Mainly, it aims to distinguish "contact"--the accidental, unplanned interactions that occur constantly in an urban environment, in grocery lines, restaurants, busses, and (yep) porn palaces--from "networking," an event (like a conference) designed to accelerate the growth of relationships among people with similar interests. Contact is a more random, less efficient way to form helpful relationships than networking is, but Delany makes a fascinating case that contact is actually just as productive of fruitful relationships--maybe even more productive, because it's a stew with more diverse ingredients, more happy surprises. It's also a good deal less frustrating that networking, possibly because networking means a lot of people competing for a small number of prizes, and plenty of people are just going to be disappointed.

The beauty of the old Times Square was that its heterogeneity made it a place rich in potential for contact. The new Times Square, by contrast, seems designed to prevent surprises, irregularities, accidents, unforeseen encounters. It's more like networking, and like networking, it disappoints; as an urban space, it fails.

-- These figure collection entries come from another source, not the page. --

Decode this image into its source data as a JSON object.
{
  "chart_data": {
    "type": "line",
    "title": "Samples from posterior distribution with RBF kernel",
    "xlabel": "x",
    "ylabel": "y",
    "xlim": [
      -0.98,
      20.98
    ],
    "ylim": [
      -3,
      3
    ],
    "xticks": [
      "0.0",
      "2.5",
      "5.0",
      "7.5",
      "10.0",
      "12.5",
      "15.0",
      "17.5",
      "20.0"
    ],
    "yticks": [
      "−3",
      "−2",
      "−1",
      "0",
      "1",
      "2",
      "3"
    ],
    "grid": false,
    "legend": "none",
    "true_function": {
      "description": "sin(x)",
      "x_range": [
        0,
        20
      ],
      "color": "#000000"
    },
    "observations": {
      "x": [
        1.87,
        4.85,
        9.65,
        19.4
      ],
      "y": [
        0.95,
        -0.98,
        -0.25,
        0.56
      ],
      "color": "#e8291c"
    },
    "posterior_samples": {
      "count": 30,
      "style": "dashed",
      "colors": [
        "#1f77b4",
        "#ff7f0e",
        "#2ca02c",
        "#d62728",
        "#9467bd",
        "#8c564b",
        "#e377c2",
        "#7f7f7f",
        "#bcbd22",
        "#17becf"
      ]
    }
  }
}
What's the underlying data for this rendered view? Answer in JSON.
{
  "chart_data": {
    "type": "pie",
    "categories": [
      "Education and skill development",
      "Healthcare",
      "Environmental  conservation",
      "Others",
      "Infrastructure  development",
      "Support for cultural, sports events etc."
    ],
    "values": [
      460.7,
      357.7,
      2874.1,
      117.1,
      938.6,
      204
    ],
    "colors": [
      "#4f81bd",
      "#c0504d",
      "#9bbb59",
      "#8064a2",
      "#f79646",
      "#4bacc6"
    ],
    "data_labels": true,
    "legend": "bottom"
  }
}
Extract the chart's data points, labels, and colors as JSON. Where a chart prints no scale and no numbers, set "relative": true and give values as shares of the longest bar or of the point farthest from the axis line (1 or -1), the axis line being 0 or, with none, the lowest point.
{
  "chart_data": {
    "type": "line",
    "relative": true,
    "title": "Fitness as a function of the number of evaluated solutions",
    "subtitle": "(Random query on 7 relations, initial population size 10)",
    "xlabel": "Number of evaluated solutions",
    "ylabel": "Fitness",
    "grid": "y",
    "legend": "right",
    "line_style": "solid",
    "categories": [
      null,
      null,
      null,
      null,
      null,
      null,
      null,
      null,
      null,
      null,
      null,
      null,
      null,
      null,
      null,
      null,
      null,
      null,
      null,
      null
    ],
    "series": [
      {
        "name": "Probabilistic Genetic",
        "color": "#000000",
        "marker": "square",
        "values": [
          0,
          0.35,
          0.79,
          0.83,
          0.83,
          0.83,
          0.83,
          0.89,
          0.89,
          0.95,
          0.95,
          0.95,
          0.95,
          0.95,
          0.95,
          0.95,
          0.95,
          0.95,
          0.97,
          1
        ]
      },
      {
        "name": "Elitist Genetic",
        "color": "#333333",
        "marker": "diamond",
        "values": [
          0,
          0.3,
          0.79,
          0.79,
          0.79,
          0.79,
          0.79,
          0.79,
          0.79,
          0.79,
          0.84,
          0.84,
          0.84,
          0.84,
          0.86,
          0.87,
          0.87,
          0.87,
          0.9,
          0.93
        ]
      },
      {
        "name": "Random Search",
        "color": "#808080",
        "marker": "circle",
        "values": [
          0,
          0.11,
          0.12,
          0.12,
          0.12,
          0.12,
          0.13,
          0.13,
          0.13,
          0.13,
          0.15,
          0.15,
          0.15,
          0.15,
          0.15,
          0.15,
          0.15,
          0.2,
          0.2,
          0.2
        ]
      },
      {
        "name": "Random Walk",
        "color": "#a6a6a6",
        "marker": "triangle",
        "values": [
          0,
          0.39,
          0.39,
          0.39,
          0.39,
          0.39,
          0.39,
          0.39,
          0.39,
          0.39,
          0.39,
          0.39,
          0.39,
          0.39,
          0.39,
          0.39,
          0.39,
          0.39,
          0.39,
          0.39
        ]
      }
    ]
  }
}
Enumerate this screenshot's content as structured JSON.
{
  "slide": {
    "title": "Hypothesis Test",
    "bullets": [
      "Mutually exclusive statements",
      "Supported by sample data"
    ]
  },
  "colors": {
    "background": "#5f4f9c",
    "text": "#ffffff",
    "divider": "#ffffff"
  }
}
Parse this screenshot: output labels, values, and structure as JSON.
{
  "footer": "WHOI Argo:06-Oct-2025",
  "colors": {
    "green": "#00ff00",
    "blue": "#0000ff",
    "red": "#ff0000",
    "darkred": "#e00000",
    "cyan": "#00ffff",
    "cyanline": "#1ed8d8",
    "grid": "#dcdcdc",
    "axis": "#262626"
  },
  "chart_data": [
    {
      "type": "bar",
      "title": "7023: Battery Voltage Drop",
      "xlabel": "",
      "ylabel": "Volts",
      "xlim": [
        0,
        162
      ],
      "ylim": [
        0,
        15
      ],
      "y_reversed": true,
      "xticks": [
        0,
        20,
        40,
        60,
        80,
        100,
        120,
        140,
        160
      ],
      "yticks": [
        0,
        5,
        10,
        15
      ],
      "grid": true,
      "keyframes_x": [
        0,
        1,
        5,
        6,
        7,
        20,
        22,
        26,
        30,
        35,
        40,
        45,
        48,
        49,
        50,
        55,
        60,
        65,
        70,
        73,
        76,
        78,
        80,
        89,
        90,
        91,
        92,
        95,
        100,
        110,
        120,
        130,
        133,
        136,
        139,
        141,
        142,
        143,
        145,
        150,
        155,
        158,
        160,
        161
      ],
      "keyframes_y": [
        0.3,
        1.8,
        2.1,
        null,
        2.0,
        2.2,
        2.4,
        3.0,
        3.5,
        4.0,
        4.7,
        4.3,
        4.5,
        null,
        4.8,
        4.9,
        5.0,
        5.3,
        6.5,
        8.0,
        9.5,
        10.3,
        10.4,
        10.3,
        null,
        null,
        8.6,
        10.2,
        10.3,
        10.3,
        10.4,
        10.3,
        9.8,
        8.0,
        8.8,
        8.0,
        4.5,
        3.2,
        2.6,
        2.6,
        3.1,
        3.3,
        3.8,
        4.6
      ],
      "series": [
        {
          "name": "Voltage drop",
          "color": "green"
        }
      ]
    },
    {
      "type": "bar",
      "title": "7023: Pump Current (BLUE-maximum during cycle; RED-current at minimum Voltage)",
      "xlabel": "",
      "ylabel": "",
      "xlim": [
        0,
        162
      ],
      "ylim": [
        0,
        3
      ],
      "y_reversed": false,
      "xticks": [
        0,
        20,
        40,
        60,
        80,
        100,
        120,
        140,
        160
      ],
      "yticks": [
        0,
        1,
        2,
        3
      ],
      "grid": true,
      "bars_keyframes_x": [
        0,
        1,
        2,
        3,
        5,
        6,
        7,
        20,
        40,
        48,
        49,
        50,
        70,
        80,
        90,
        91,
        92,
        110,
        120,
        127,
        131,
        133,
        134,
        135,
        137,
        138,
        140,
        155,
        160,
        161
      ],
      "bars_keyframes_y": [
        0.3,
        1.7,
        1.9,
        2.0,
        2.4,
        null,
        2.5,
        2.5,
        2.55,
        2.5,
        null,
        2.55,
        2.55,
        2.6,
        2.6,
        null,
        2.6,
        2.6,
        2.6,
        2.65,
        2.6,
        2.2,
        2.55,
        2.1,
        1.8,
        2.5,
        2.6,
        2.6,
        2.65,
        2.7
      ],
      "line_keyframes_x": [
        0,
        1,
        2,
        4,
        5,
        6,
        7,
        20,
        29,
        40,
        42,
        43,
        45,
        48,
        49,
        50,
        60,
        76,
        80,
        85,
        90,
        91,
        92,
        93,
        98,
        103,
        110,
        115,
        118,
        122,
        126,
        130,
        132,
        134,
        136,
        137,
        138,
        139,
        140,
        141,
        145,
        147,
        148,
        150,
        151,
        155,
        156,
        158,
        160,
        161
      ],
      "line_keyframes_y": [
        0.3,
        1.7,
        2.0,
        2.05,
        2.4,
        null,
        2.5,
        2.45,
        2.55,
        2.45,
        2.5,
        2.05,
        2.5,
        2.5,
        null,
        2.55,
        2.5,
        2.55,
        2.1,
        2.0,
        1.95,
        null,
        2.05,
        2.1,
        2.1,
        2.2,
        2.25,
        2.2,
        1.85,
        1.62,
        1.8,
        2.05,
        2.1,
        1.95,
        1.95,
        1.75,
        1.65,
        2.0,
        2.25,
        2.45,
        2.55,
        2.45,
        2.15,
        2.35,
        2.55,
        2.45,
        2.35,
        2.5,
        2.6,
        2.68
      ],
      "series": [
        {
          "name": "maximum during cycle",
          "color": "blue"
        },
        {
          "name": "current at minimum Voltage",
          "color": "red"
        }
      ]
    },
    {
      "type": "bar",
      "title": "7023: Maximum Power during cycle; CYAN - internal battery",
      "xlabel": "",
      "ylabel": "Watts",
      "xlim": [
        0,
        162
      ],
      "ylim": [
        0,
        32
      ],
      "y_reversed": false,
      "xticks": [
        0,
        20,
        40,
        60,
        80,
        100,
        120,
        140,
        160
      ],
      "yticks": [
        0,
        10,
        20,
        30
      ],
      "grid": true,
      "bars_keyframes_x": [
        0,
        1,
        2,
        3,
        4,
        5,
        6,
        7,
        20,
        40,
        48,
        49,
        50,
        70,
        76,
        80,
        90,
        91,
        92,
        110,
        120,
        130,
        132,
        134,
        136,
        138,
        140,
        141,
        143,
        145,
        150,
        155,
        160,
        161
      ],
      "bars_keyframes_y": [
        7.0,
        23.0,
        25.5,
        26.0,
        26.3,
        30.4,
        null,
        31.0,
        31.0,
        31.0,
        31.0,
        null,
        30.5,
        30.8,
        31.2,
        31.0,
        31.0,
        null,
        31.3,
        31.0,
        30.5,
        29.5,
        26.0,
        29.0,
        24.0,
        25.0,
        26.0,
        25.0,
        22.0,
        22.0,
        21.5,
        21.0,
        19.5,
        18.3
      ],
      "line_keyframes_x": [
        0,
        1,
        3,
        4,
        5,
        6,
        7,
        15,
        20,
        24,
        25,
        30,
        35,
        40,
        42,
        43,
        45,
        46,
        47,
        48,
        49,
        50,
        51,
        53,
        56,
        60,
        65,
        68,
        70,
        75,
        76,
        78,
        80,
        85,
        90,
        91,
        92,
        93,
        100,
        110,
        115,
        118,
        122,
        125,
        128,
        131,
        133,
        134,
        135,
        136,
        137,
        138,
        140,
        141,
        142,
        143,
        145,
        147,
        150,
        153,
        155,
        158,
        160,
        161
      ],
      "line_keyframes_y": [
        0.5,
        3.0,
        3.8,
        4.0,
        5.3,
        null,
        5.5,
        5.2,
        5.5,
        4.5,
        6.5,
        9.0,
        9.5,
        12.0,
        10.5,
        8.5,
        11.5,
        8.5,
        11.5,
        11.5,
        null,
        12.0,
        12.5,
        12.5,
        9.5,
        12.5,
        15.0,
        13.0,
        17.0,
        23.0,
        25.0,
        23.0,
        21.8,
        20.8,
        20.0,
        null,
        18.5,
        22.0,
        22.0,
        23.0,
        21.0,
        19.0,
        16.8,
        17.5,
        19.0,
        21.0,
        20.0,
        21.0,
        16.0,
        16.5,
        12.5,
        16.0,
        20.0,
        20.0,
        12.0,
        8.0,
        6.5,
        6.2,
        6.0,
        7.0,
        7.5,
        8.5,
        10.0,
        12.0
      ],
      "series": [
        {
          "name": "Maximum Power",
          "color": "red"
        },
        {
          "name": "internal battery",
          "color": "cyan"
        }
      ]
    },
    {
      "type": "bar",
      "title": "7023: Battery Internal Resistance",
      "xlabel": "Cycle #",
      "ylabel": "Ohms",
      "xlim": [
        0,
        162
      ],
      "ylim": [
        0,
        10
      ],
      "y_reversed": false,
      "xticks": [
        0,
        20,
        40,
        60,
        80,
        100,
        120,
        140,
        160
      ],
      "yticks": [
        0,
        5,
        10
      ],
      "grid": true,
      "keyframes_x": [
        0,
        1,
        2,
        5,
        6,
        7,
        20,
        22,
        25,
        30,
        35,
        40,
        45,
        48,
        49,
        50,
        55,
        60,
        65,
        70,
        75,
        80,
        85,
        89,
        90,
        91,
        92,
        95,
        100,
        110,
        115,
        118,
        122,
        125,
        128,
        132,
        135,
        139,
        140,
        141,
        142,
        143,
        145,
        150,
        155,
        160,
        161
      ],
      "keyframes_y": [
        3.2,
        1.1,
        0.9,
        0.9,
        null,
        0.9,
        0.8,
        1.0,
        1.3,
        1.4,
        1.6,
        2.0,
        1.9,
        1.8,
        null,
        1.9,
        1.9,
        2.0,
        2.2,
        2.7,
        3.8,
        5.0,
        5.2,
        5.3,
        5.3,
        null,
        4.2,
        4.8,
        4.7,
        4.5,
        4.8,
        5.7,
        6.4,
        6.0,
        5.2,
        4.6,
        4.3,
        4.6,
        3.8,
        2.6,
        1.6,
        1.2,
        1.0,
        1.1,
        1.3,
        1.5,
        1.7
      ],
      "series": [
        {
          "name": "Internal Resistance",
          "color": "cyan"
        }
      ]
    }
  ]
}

"Times Square Blue" also includes a discussion of two perennial questions--"What makes us gay?" and "Why is there so much fear and hatred of homosexuality?" Delany's answers are, as one would expect, fresh and illuminating. I haven't room to recapitulate his arguments here, but to cut to the chase, one is made gay when one is interpellated (in the Althusserian sense) as gay, Delany argues, and fear of homophobia grows out of suspicion of pleasure, out of a fear that pleasure, rooted in desire, seeks and will achieve chaos if left to its own devices. The old Times Square may have looked like chaos, but it was actually a world with loose but functioning organization, serving a simple human need.